Les candidat·e·s ne doivent pas fuir ce type de difficulté. Au contraire, c'est bien souvent quand on

repère une tension interne au sujet qu'on va pouvoir construire une problématique. Cette dernière

n'est pas une question que l'on viendrait ajouter au sujet ou opposer à celui-ci. Elle est vraiment

déduite directement de son analyse. Cela veut dire que la problématique, hélas très courante, qui

consiste à dire juste après l'analyse : " tout cela est bien joli, mais on peut aussi considérer que

l'auteur de cette citation a manqué l'enjeu essentiel dans cette caractérisation » n'est pas une

problématique. Cela veut dire aussi qu'il n'y a pas une unique problématique. Construire une

problématique ne revient pas à résoudre une devinette et à trouver la question que les membres du

jury auraient cachée dans une citation décorative ; cela revient à faire ressortir les questions que le·la

candidat·e se posent à partir du sujet. Nous avons apprécié de nombreuses problématiques qui ne

correspondent pas à celle que, personnellement, nous aurions développée à partir de notre propre

analyse du sujet. Ainsi, telle copie qui a particulièrement mis en avant la question de la tension

contenue dans les " vrais livres » en a fait le point de départ d'une réflexion qui posait la question de

la violence du livre : est-il nécessaire, demandait-elle, que le livre soit parcouru par une tension

permanente qui entraîne le·la lecteur·rice dans sa violence et fasse violence à l'environnement

quotidien, ou bien la lecture peut-elle se concevoir comme une forme de paix intérieure à laquelle

appelle l'idée de " retrait », de " retraite » ? Une telle copie posait alors la question de la valeur

(présente dans le sujet) à partir de la question du plaisir ou du déplaisir de la lecture. On verra que ce

n'est pas ainsi que nous développerons notre problématique, mais un tel développement nous a

paru tout à fait cohérent ; il nous a paru prendre en compte de façon assez complète les termes du

sujet.
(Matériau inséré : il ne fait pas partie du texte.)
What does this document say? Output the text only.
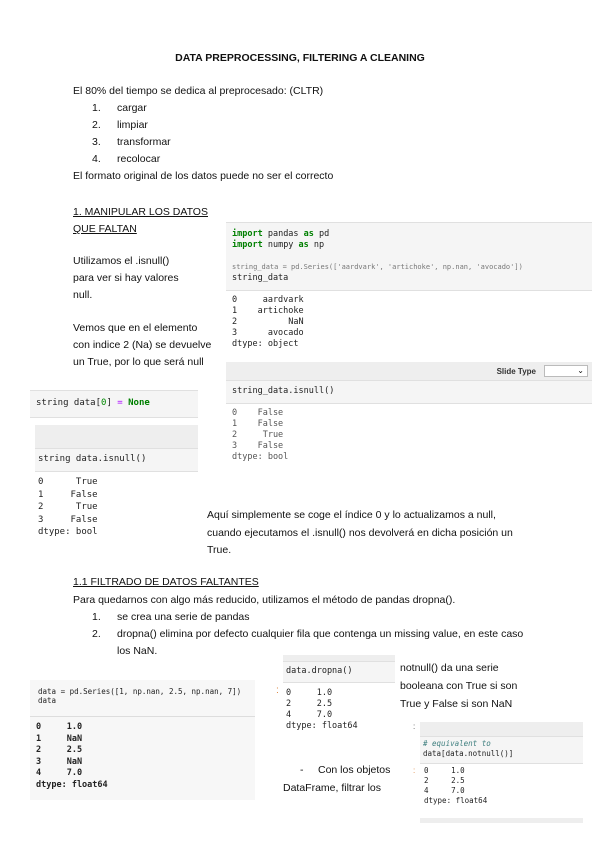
DATA PREPROCESSING, FILTERING A CLEANING
El 80% del tiempo se dedica al preprocesado: (CLTR)
1. cargar
2. limpiar
3. transformar
4. recolocar
El formato original de los datos puede no ser el correcto
1. MANIPULAR LOS DATOS
QUE FALTAN
Utilizamos el .isnull()
para ver si hay valores
null.
Vemos que en el elemento
con indice 2 (Na) se devuelve
un True, por lo que será null
import pandas as pd
import numpy as np

string_data = pd.Series(['aardvark', 'artichoke', np.nan, 'avocado'])
string_data
0     aardvark
1    artichoke
2          NaN
3      avocado
dtype: object
Slide Type	⌄
string_data.isnull()
0    False
1    False
2     True
3    False
dtype: bool
string data[0] = None
string data.isnull()
0      True
1     False
2      True
3     False
dtype: bool
Aquí simplemente se coge el índice 0 y lo actualizamos a null,
cuando ejecutamos el .isnull() nos devolverá en dicha posición un
True.
1.1 FILTRADO DE DATOS FALTANTES
Para quedarnos con algo más reducido, utilizamos el método de pandas dropna().
1. se crea una serie de pandas
2. dropna() elimina por defecto cualquier fila que contenga un missing value, en este caso
los NaN.
data = pd.Series([1, np.nan, 2.5, np.nan, 7])
data
0     1.0
1     NaN
2     2.5
3     NaN
4     7.0
dtype: float64
:
data.dropna()
0     1.0
2     2.5
4     7.0
dtype: float64
notnull() da una serie
booleana con True si son
True y False si son NaN
- Con los objetos
DataFrame, filtrar los
:
# equivalent to
data[data.notnull()]
: 0     1.0
2     2.5
4     7.0
dtype: float64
De même, une autre copie a repéré une opposition entre l'attitude passive que supposent les

termes de " retrait », de " rapt mental » et de " vertige silencieux » et le fait que la lecture ne

pouvait pas être " imposée ». Elle s'est alors posé la question de l'attitude passive ou active dans

l'acte de lecture et de la possibilité ou non de définir l'activité en fonction de la plus ou moins grande

qualité du livre (est-il vrai que ce sont les mauvais livres qu'on lit de façon moins concentrée ?).

Comme on peut le constater les problématiques peuvent être diverses et nous ne sommes

absolument pas dogmatiques dans notre correction : nous acceptons toute problématique qui

articule de façon complète les termes du sujet (notre seul critère de décision est de savoir si tous les

termes du sujet sont pris en compte et si leur articulation est prise en compte de façon cohérente).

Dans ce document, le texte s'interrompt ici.